In the continuous filtration device of the present invention, a partition body in which a plurality of flat filter media are fixed in parallel is provided to form a primary chamber and a secondary chamber, and a rotor is provided in the primary chamber to circulate the liquid parallel to the surface of the filter media. A cross-flow type filtration machine is installed in the circulating liquid tank to circulate and concentrate the suspension in the tank and to continuously draw out the filtrate. The pump, piping, etc. are extremely simplified, the equipment area is small, it is economical, and its operation is easy to control.

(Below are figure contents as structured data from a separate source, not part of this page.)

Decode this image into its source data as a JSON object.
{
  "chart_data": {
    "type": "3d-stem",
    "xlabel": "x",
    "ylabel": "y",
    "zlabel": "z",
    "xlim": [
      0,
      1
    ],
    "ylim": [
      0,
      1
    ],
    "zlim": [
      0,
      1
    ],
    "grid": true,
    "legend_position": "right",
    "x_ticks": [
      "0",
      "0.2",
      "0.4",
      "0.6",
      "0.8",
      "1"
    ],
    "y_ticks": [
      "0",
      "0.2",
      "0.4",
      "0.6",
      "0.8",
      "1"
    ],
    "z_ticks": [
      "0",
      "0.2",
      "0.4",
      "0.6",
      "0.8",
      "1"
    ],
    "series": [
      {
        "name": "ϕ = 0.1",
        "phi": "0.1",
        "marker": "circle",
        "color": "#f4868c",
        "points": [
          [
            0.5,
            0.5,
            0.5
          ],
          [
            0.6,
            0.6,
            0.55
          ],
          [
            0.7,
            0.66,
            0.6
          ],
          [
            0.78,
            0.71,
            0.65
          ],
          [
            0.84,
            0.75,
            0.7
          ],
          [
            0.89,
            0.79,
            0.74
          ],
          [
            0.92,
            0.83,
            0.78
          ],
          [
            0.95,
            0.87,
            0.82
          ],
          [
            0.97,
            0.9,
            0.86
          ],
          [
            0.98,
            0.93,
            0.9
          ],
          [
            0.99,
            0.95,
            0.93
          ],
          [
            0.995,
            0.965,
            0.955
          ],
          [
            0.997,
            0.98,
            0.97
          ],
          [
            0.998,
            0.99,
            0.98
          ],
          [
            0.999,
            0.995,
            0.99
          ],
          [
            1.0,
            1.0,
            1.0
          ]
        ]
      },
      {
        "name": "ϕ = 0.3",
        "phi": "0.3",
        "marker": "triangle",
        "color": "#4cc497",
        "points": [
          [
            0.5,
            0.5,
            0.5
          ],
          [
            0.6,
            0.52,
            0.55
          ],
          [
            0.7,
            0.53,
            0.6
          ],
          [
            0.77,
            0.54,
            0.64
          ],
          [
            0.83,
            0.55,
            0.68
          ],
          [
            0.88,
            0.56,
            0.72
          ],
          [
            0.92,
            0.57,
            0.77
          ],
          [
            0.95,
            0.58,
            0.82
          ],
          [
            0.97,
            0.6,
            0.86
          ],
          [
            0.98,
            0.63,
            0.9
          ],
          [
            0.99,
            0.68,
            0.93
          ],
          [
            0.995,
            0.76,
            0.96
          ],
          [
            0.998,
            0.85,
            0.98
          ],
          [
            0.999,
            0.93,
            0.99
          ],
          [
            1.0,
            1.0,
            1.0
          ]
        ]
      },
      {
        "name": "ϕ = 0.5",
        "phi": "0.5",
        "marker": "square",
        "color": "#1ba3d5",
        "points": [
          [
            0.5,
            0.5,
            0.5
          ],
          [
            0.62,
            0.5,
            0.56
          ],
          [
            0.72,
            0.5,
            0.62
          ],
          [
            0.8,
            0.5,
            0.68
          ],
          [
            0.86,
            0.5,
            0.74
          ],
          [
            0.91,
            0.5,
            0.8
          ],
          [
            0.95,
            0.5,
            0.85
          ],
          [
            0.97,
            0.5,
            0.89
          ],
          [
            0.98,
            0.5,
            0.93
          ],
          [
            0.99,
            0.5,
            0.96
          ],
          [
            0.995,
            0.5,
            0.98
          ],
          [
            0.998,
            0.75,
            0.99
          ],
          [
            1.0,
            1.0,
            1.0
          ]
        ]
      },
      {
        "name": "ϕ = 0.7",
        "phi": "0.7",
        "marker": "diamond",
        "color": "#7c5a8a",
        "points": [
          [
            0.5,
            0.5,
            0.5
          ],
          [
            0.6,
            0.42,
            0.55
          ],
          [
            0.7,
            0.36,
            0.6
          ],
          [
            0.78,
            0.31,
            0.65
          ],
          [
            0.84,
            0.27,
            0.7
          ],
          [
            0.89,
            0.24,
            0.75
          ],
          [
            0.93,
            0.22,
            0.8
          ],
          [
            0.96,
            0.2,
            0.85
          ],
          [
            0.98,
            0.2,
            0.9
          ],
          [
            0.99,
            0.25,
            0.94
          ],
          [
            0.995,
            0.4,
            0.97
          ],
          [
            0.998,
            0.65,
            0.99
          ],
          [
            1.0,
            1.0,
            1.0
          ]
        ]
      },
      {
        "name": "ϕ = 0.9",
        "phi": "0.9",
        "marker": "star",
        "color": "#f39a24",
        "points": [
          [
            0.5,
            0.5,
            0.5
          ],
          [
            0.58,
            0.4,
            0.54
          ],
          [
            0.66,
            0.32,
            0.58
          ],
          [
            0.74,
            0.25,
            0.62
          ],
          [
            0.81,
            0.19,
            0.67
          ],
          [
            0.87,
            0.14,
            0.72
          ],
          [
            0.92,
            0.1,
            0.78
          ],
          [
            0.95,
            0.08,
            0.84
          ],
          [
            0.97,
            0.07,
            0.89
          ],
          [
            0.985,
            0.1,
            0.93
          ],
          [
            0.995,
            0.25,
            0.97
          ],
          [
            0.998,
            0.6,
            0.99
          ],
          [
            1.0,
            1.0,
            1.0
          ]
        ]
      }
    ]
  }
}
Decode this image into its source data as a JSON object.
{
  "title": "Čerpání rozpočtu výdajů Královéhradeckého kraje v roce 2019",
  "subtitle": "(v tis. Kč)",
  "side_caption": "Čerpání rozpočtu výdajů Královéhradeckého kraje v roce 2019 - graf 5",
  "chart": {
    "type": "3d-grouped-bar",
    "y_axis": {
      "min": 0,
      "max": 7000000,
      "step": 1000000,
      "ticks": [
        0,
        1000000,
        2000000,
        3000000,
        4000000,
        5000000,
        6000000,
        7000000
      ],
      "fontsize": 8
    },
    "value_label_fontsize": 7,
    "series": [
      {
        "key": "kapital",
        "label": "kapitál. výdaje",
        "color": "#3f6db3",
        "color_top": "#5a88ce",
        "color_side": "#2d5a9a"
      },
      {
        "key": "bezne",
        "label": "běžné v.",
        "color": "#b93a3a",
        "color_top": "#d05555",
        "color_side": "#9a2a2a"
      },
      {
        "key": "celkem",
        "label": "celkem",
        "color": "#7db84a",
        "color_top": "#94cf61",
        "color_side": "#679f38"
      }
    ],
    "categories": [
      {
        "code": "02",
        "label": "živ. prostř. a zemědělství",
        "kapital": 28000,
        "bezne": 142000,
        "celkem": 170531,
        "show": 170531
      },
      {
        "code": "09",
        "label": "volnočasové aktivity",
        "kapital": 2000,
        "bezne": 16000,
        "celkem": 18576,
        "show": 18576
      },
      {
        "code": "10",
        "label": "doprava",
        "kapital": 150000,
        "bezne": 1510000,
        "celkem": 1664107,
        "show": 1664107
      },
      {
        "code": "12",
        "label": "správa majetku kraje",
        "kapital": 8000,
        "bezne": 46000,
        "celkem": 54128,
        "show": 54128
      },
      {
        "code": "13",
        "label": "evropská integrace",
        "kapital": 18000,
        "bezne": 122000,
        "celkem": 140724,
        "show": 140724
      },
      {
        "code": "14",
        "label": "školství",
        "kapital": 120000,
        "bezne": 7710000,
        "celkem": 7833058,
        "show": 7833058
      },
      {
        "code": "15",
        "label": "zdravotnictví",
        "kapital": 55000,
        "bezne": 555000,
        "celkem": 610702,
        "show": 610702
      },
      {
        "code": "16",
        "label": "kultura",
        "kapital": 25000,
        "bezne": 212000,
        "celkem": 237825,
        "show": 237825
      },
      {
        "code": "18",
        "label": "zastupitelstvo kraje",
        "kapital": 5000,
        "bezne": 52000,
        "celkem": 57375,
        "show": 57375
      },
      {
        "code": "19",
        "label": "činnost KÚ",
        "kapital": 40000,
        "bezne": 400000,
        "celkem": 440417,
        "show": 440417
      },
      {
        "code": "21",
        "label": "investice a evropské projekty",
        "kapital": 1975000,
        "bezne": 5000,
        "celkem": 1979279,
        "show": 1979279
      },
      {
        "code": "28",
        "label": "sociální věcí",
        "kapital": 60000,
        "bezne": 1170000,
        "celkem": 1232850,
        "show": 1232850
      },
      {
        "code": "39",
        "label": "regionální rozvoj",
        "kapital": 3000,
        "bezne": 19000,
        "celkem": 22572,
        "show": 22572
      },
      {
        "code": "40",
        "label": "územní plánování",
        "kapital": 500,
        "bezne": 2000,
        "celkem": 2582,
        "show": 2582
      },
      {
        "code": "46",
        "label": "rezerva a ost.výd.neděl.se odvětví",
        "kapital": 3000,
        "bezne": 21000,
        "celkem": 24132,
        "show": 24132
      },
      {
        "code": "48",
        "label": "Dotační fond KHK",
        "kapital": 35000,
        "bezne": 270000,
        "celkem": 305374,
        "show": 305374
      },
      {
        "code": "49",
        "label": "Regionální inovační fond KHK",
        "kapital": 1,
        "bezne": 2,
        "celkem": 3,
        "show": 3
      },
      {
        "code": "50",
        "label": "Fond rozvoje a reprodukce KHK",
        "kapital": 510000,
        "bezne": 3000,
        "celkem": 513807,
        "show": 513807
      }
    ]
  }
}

[Brief explanation of drawings]

FIG. 1 is a sectional view of an example of a continuous filtration device of the present invention,
FIG. 2 is a cross-sectional view of the main body of the filter, and FIG. 3 is a cross-sectional view of another example. 1, 1'... Circulating liquid tank, 2... Stock solution introduction path, 3,
3'...Drainage channel, 4...Filter unit main body, 6...Filtering material,
7...Filtrate outlet path, 8b...Rotor, 9...Drive device.

Claims (1)

[Scope of Claims] 1. A filtration unit main body which is divided into a primary chamber having a communication passage on the inside and a secondary chamber having a communication passage on the outside by a partition wall that fixes a plurality of flat filter media in parallel, is connected to a circulating fluid. A rotor is provided in the tank and is rotatable around a penetrating axis perpendicular to the outer filter medium surface and allows liquid to flow in a direction parallel to the axis, and is provided in the primary chamber close to the filter medium surface, and the filter main body a suction port that communicates between the inside of the primary chamber and the inside of the circulating liquid tank at a position near the axis; and a suction port that connects the inside of the primary chamber and the inside of the circulating liquid tank at a position near the periphery of the filter medium of the filtration section main body. Provided with a discharge port,
Furthermore, a filtrate outlet path for directly leading the filtrate out of the circulating liquid tank from the secondary chamber, a stock solution introduction path connected to the circulating liquid tank, and a concentrated liquid discharge path opening at the bottom of the circulating liquid tank. A continuous filtration device is provided. 2. The continuous filtration device according to claim 1, wherein the circulating liquid tank consists of a sealed container. 3. The continuous filtration device according to claim 1 or 2, wherein the filtration unit main body is provided above the circulating liquid tank so that its axis is perpendicular. 4. The continuous filtration device according to any one of claims 1 to 3, wherein a filtration part main body having a cylindrical outer shape is provided coaxially within a cylindrical circulating liquid tank. 5. The continuous filtration device according to claim 1, wherein the discharge port is provided on the outer surface of the filtration section main body. 6. The continuous filtration device according to claim 5, wherein the discharge port is formed so that the discharged liquid from the discharge port flows out in the circumferential direction of the wall surface within a plane perpendicular to the axis of the circulating liquid tank. 7. The continuous filtration device according to any one of claims 4 to 6, wherein the raw solution introduction path is provided toward the circumferential direction of the wall surface of the circulating liquid tank. 8. The continuous filtration device according to any one of claims 1 to 7, wherein the bottom of the circulating liquid tank is formed in an inverted conical shape, and a concentrated liquid discharge path is provided at the lower end. 9. When filtering a suspension using the continuous filtration device according to claim 1, the filtration speed or filtration accuracy is controlled by adjusting the flow resistance of the discharge port or the rotation speed of the rotor. Continuous filtration method.